Save  A whimsical fusion of classic campfire smores, spicy jalapeños, and cheesy biscuit muffins—sweet, spicy, gooey, and savory in every bite.
I first made these for a summer bonfire, and the fun blend of campfire treats and cheesy muffins was a hit with my friends. Now, they're my go-to recipe for gatherings where I want to surprise everyone with something unique.
Ingredients
- All-purpose flour: 2 cups (250 g)
 - Baking powder: 1 tbsp
 - Baking soda: 1/2 tsp
 - Salt: 1/2 tsp
 - Granulated sugar: 2 tbsp
 - Shredded sharp cheddar cheese: 1 cup (110 g)
 - Jalapeños (seeded and finely diced): 2 medium
 - Mini marshmallows: 1/2 cup (120 ml)
 - Crushed graham crackers: 1/2 cup (50 g)
 - Unsalted butter (cold and cubed): 1/2 cup (115 g)
 - Eggs: 2 large
 - Whole milk: 1 cup (240 ml)
 - Vanilla extract: 1 tsp
 - Mini chocolate chips (for topping): 1/4 cup (30 g)
 - Mini marshmallows (for topping): 1/4 cup (25 g)
 - Crushed graham crackers (for topping): 2 tbsp
 
Instructions
- Preheat oven:
 - Preheat the oven to 400°F (200°C). Line a 12-cup muffin tin with paper liners or lightly grease.
 - Mix dry ingredients:
 - In a large bowl, whisk together flour, baking powder, baking soda, salt, and sugar.
 - Cut in butter:
 - Add the cold butter to the dry ingredients. Use a pastry cutter or your fingers to work the butter in until the mixture resembles coarse crumbs.
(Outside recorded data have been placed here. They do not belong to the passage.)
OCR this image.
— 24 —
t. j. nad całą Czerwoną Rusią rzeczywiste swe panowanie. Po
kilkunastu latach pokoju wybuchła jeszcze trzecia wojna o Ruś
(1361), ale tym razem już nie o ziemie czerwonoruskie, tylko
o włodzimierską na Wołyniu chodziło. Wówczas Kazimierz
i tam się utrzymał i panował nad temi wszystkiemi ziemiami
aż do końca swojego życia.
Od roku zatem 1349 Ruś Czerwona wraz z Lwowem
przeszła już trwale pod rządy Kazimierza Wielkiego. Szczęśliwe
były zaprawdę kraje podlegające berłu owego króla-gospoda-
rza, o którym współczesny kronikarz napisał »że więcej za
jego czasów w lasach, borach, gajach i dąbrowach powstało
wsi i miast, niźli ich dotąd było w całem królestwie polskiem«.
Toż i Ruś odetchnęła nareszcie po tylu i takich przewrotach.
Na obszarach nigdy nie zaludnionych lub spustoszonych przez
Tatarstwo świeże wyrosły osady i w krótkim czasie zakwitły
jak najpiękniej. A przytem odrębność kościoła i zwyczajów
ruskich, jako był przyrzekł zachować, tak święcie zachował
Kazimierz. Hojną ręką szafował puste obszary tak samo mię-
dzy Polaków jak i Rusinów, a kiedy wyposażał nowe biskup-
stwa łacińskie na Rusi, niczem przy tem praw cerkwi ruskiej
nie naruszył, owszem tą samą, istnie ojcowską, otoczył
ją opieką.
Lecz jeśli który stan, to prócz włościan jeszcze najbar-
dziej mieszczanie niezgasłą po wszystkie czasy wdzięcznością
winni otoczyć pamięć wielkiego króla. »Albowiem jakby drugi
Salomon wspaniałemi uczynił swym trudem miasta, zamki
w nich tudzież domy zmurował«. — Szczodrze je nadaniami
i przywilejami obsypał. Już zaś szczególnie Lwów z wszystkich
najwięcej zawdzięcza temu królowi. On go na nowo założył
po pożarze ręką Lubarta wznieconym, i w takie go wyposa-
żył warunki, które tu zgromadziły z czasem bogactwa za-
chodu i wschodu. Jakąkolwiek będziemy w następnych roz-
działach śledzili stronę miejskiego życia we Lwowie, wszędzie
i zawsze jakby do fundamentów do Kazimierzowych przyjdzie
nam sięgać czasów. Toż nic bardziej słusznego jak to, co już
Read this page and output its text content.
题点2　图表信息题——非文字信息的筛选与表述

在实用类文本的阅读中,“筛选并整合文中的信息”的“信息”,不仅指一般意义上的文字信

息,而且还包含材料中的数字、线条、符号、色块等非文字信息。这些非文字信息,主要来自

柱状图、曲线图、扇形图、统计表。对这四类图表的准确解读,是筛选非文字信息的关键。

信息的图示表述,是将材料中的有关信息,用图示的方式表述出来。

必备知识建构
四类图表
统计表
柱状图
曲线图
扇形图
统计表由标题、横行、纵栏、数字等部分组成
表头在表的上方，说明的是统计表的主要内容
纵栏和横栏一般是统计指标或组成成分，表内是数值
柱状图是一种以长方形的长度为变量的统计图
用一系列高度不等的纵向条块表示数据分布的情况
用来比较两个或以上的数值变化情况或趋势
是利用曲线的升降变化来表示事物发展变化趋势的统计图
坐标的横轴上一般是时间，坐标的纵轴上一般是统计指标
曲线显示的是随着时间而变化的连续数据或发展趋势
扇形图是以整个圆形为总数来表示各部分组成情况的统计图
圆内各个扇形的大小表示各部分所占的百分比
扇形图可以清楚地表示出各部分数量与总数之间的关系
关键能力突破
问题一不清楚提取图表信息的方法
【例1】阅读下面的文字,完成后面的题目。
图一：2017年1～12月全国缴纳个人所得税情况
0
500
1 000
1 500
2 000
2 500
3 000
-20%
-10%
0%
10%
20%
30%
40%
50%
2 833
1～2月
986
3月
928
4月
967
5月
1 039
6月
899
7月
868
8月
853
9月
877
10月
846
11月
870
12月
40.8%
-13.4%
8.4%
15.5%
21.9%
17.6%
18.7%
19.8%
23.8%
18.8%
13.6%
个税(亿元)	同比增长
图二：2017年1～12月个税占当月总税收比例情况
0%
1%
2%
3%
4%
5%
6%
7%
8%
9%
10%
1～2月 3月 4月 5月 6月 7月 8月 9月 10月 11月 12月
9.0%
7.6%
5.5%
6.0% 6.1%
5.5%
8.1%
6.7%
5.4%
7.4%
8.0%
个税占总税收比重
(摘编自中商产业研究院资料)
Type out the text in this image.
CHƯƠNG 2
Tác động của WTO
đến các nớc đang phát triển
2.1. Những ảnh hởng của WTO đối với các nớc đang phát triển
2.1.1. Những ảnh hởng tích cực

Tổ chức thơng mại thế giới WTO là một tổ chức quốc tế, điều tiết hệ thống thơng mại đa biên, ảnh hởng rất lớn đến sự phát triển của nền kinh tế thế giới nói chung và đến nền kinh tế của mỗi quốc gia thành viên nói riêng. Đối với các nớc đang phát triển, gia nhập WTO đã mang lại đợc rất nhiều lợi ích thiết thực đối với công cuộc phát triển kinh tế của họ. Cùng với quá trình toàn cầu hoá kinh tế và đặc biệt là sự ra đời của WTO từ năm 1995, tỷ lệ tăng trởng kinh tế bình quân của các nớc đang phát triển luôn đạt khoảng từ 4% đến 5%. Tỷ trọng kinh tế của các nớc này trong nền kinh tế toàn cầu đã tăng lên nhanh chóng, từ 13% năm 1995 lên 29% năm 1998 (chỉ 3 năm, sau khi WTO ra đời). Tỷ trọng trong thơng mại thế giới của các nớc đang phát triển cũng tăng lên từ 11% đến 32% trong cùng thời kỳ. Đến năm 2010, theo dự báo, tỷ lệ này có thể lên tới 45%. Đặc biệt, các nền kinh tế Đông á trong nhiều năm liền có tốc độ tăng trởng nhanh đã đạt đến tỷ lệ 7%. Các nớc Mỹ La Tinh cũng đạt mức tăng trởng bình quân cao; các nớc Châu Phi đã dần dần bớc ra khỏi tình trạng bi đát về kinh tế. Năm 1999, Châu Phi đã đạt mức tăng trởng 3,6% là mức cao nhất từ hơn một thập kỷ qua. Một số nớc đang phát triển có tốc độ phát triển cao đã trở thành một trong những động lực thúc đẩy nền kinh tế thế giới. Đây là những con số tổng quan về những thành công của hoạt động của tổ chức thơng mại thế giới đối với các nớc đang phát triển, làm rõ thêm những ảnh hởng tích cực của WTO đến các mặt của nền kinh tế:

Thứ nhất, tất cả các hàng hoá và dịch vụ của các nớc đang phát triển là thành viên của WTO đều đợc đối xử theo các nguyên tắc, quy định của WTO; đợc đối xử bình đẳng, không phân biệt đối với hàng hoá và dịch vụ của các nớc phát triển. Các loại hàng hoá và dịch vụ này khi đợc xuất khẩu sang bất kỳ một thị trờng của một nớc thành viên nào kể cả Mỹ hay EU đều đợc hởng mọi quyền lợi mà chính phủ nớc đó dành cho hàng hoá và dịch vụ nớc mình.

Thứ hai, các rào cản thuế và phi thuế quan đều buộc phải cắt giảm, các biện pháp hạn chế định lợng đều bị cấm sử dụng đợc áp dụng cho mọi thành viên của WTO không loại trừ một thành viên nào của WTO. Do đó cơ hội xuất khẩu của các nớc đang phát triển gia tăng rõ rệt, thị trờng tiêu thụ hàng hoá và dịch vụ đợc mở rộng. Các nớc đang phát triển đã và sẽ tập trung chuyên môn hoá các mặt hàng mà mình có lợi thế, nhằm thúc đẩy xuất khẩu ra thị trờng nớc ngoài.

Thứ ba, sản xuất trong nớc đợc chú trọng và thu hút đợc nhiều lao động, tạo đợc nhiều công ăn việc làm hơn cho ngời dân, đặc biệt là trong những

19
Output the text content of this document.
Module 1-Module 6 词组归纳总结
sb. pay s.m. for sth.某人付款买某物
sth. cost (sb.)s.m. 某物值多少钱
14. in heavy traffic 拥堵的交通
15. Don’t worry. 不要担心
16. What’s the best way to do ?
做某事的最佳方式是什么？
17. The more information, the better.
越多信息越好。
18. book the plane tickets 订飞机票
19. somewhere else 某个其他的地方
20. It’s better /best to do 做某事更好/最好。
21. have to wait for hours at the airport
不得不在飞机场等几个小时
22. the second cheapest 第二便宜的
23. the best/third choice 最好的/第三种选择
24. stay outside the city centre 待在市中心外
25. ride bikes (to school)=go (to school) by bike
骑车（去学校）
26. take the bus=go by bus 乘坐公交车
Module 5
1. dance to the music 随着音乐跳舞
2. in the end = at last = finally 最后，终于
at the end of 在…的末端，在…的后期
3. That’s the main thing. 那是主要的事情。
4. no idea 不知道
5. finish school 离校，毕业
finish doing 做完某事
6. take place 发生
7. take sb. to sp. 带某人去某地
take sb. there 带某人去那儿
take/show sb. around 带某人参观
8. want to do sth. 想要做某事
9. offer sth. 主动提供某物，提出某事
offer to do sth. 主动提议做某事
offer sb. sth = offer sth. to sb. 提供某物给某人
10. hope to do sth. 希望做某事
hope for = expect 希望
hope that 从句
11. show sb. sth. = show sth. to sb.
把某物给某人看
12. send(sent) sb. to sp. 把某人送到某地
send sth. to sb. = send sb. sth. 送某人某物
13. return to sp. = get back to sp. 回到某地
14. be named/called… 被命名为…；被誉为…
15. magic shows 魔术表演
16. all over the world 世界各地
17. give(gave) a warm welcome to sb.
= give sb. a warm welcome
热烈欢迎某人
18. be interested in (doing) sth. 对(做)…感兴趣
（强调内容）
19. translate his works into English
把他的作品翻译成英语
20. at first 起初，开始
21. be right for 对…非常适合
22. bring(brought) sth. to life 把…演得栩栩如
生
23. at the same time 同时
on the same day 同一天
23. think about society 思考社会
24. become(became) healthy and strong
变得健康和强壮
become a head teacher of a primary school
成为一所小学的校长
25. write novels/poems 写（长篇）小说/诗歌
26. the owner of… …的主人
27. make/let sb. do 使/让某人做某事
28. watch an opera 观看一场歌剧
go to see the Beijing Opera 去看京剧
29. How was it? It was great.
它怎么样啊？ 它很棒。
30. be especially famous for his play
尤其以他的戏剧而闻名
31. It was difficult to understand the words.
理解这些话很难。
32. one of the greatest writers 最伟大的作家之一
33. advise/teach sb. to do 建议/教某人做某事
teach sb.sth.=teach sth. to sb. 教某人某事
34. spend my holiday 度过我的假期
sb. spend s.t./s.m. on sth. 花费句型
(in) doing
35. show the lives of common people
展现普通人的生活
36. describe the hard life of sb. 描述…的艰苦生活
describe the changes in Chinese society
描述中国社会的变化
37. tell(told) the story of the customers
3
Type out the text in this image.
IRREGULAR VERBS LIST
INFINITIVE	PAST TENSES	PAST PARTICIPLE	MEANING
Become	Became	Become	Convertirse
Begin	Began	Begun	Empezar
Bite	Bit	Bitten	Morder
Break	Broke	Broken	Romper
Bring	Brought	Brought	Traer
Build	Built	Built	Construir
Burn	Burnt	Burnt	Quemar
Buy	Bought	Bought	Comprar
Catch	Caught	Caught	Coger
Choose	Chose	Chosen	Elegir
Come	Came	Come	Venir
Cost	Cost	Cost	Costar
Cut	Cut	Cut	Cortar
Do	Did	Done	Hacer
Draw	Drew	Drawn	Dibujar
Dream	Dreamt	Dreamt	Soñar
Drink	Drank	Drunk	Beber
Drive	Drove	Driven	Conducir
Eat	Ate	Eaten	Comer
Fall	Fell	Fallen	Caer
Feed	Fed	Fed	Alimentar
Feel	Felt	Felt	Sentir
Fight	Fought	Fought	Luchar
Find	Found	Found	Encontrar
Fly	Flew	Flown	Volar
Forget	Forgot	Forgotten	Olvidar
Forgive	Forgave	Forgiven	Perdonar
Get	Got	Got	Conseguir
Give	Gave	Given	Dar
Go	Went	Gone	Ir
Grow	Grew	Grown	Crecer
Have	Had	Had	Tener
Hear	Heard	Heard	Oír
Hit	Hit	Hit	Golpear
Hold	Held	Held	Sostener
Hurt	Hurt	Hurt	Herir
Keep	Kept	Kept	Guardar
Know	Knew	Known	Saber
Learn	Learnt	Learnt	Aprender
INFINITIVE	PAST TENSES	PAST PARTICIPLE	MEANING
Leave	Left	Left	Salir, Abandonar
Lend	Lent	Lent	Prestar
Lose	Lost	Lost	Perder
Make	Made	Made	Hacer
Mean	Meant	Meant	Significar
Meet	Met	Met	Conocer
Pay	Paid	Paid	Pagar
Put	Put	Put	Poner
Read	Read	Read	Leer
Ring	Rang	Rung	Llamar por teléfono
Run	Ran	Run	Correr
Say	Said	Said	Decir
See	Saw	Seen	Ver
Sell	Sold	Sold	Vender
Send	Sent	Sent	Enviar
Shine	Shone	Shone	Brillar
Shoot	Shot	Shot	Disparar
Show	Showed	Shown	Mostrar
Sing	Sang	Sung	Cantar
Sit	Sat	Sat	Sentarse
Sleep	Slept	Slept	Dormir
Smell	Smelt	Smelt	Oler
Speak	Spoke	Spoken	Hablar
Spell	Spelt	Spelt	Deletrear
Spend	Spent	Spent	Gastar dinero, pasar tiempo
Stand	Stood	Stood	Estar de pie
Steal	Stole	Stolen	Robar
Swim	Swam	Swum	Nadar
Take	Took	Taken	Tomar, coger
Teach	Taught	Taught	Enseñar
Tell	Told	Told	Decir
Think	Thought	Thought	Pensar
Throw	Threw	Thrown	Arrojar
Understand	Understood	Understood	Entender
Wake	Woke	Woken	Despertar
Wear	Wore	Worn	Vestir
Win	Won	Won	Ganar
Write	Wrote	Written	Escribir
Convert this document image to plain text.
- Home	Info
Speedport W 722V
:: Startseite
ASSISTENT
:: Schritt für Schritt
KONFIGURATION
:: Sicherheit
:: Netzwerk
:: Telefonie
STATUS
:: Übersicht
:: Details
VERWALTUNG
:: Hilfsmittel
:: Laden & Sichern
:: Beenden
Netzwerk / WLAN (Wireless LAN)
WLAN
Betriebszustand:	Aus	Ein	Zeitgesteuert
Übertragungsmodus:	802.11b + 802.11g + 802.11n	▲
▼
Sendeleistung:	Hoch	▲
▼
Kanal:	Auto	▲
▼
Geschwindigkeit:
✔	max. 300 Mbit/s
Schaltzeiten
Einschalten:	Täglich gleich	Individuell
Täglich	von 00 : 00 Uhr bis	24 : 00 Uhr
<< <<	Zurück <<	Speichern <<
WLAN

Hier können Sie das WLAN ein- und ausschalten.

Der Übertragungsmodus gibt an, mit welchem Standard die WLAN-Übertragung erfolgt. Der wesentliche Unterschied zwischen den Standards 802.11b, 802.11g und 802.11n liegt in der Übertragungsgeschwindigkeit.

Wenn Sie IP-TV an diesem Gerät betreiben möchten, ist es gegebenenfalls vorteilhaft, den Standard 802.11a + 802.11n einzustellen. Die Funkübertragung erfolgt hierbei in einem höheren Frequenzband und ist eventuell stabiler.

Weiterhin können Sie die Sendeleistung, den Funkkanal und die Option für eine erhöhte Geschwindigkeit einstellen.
 - Combine cheesy & savory mix:
 - Stir in cheddar cheese, diced jalapeños, marshmallows, and crushed graham crackers.
 - Mix wet ingredients:
 - In a separate bowl, whisk together eggs, milk, and vanilla extract.
 - Combine wet and dry:
 - Pour the wet ingredients into the dry mixture. Stir gently until just combined—do not overmix.
 - Fill muffin cups:
 - Divide the batter evenly among the prepared muffin cups.
 - Add toppings:
 - Sprinkle each muffin with mini chocolate chips, extra marshmallows, and crushed graham crackers.
 - Bake:
 - Bake for 16–18 minutes, or until golden brown and a toothpick inserted into the center comes out clean.
 - Cool & serve:
 - Let cool in the pan for 5 minutes, then transfer to a wire rack to cool further. Serve warm for the gooey smores effect.
 
   Save  My kids love helping sprinkle the toppings before baking, and sharing these around the campfire has become a fun weekend tradition for the whole family.
Required Tools
12-cup muffin tin, mixing bowls, whisk, pastry cutter or fork, wire rack
Nutritional Information
Calories: 220, Total Fat: 10 g, Carbohydrates: 27 g, Protein: 5 g (per muffin, estimated)
Serving Suggestions
Serve with a drizzle of honey or a dab of butter for a sweet-savory finish, or pair with hot chocolate for extra campfire nostalgia.
   Save  Enjoy these muffins fresh out of the oven for the ultimate gooey smores experience—don't forget your napkins!
Kitchen Questions
- → Can I use pepper jack cheese instead of cheddar?
 Yes, swapping in pepper jack adds extra spice and complements the jalapeños beautifully.
- → Is there a way to make this vegetarian-friendly?
 Use vegetarian or kosher gelatin-free marshmallows to ensure the muffins suit various diets.
- → How can I adjust the heat level?
 Leave some or all jalapeño seeds in for extra heat, or add more diced chilies for bold flavor.
- → What is the best serving method?
 Serve muffins warm for optimal gooey texture, and consider a drizzle of honey or dab of butter for sweetness.
- → How should leftovers be stored?
 Keep muffins in an airtight container. Reheat briefly in a toaster oven for best flavor and texture.
- → Are there any allergen considerations?
 Check for wheat, dairy, eggs, and gelatin in ingredients; review labels for specific dietary needs.